I am a right-handed shooter. I do some things left-handed like writing and eating, but the rest of my actions prefer the right hand. So once I identified my eye dominance as a part of my practice, I was not shocked to find I was also left eye dominant. This is called Cross-Eye Dominance, a righty shooter with a lefty eye.

EYE DOMINANCE

Your eyes are incredibly complex input devices that provide the brain with millions of bits of information each microsecond. They must also work together seamlessly in order to provide your brain a clear and focused, three dimensional sight picture. Without this harmony, your vision would be like looking through just one eye. Very little depth perception and peripheral vision.


But we soon learn that focusing our sight picture requires us to employ focus on both our sights, near to us, and our target, likely much further away. This dissonance confuses our eyes. If you are inexperienced with shooting a pistol with bother eyes open, as is the preferred method for Military and Law Enforcement (see The Pivot Technique), you will quickly learn your brain may not be pleased with your choice. Hence why most shooters unnaturally squint one eye when they aim.


In most cases, one eye dominates over the other. You don't really notice it, but your brain decided a long time ago that it simply prefers one eye. Much of this has to do with how you developed into a left or right-handed person, but suffice to say, you can't really train your brain to pick a dominant eye.


Knowing your eye dominance is critical to become an efficient shooter. A rapid sight picture can be easily obtained if your eyes are told how to do it. Shooting with both eyes open, however makes this especially difficult for a lot of shooters. Many times they see two sight pictures, one that usually appears much more clear than the other. And employing the clearer picture may actually make you miss the target entirely.

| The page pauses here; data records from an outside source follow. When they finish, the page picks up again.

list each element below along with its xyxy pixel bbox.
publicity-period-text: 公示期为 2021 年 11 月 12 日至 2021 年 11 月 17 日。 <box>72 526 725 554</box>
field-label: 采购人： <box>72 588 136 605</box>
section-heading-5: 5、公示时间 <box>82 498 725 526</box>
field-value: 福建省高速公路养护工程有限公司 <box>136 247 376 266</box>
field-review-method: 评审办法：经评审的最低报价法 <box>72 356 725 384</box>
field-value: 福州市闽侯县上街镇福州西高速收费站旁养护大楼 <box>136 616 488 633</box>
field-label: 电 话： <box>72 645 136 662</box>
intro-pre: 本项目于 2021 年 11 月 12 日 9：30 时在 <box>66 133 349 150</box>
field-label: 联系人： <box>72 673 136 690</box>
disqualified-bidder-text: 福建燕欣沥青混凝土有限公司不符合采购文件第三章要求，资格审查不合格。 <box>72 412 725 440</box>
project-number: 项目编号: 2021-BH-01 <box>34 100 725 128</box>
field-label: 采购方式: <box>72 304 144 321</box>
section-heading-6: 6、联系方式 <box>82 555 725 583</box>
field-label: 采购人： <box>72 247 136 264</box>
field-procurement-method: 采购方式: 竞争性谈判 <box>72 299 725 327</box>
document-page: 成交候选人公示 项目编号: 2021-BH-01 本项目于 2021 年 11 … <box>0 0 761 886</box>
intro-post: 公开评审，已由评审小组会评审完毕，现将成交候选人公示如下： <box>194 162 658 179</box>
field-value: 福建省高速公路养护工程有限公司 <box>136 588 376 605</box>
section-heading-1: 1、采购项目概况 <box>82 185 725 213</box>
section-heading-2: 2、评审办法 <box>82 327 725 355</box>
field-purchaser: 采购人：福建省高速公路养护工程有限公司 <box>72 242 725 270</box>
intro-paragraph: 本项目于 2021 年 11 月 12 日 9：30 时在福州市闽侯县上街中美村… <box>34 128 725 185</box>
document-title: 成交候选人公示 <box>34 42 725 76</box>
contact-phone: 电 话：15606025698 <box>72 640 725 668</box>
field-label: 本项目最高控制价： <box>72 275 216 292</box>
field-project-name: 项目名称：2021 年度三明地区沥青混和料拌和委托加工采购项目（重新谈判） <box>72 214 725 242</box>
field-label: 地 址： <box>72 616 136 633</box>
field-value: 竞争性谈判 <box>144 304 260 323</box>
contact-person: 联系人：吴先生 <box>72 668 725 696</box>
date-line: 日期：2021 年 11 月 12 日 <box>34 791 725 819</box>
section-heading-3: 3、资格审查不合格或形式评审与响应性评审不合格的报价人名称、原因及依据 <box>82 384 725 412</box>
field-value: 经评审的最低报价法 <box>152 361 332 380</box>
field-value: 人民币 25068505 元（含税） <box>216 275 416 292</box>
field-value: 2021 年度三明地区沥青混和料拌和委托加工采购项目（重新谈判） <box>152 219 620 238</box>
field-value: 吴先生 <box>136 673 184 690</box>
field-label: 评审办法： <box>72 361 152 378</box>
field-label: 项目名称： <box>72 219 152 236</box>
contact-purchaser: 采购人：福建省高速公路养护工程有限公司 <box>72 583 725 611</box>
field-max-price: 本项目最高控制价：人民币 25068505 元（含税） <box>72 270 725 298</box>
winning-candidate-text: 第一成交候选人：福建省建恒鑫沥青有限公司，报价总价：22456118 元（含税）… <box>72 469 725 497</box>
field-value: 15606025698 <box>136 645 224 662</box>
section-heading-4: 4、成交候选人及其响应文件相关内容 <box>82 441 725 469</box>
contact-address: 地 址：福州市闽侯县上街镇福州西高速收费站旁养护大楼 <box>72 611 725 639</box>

DETERMINING YOUR EYE DOMINANCE

Over 2/3rds of the population are right-eye dominant, and dominance does not necessarily follow handedness. In most cases, however, a right-handed shooter is right eye dominant. There are a few ways to determine your own eye dominance, one way without any assistance is called the Miles Test.


Simply outstretch your hands in front of your face, as far as you can, with your palms facing out. Now form a small triangle between your thumbs and index fingers. Then, with both eyes open, gaze through this triangle at a specific point about 20 feet away. Now close your left eye, did the object disappear? If not, you are right-eye dominant. If closing your right eye reveals the object, your dominance is on the left.

Here is a video demonstration of this test.


So in this test, one eye sees the object and the other appears to be looking somewhere else. This is not a malfunction, it it the way our eyes have learned to create a wide field of view, meanwhile allowing us to focus on an object directly in front of us.


If you employ the eyes wide open technique, which is naturally what you will do, involuntarily, in a live fore situation, you need to know which eye is dominant. Which sight picture you will employ to align your aim in order to place shots accurately on your target.


If you struggle with sight picture using eyes wide open, you may want to try pivoting your head to align your dominant eye with your sights (see Pivot Technique).


Whatever you choose, make sure it works for you. The goal is to place shots on target accurately and quickly. However you get there is your own preference.